No, I don't think this will be the cover.

No, I don’t really know. Not only do I lack fortune-telling skills (nothing in the bottom of my Nescafe mug!), I have relatively little publishing-business sense.

But I imagine that Houghton Mifflin Harcourt is putting their money on Revolution 2.0, to be written by Wael Ghonim, translated by (?), and edited by HMH publisher Bruce Nichols. Nichols, presumably, will take a firm hand in shaping the narrative.

It seems that they’re targeting the Three Cups of Tea demographic:

REVOLUTION 2.0 is the story of how the revolution came about with the power of social media and internet technology. Ghonim also tells an inspirational story of how anyone can be empowered to change the world starting from his belief that the “power of the people is stronger than the people in power.”


According to the news release, Ghonim’s book will be published on Jan. 25, 2012.

Meanwhile, I’ll be looking for more of this:

Banipal40 has, in addition to a host of Libyan fiction, an excerpt from Abdelkarim Jouiti’s IPAF-longlisted كتيبة الخراب.

The excerpt, translated by Piers Amodia, is titled “The Danish Tree.” It follows a low-level municipal employee of a small Moroccan town as he receives a bequest of a ficus tree on behalf of the city. The excerpt is clear, the setting vivid, the passage shaped both by the story of the tree and by the narrator’s thoughts about Oscar Wilde’s “The Picture of Dorian Gray.”

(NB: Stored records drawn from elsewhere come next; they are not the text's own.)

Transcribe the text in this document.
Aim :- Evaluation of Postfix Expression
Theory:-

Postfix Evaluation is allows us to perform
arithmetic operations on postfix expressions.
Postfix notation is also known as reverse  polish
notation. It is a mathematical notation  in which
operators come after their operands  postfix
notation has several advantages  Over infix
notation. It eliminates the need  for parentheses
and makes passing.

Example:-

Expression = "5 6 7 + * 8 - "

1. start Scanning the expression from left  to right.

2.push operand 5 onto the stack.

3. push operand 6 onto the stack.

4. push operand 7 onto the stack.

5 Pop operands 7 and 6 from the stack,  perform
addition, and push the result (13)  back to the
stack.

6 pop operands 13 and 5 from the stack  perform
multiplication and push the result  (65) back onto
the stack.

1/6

Part of what I enjoyed about the passage was the connection made between the narrator and the tree:

What could it bring to a city where impatient landowners and businessmen complained of the inability of science to invent an effective means to dispose of trees quickly and quietly? They had tried cutting off the water supply, bleach, washing powder, machine oil, lime, lighting forest fires in the night and stripping the bark. Yet the agony of the trees continued, as did the anger of the landowners. What significance could it bring to a city which had begun to see trees as lost housing space? Was the tree now feeling the same sense of loss and sadness that human beings feel when thrown into some unknown place? Or was it still young and, like a child, unable to appreciate the seriousness of its fate?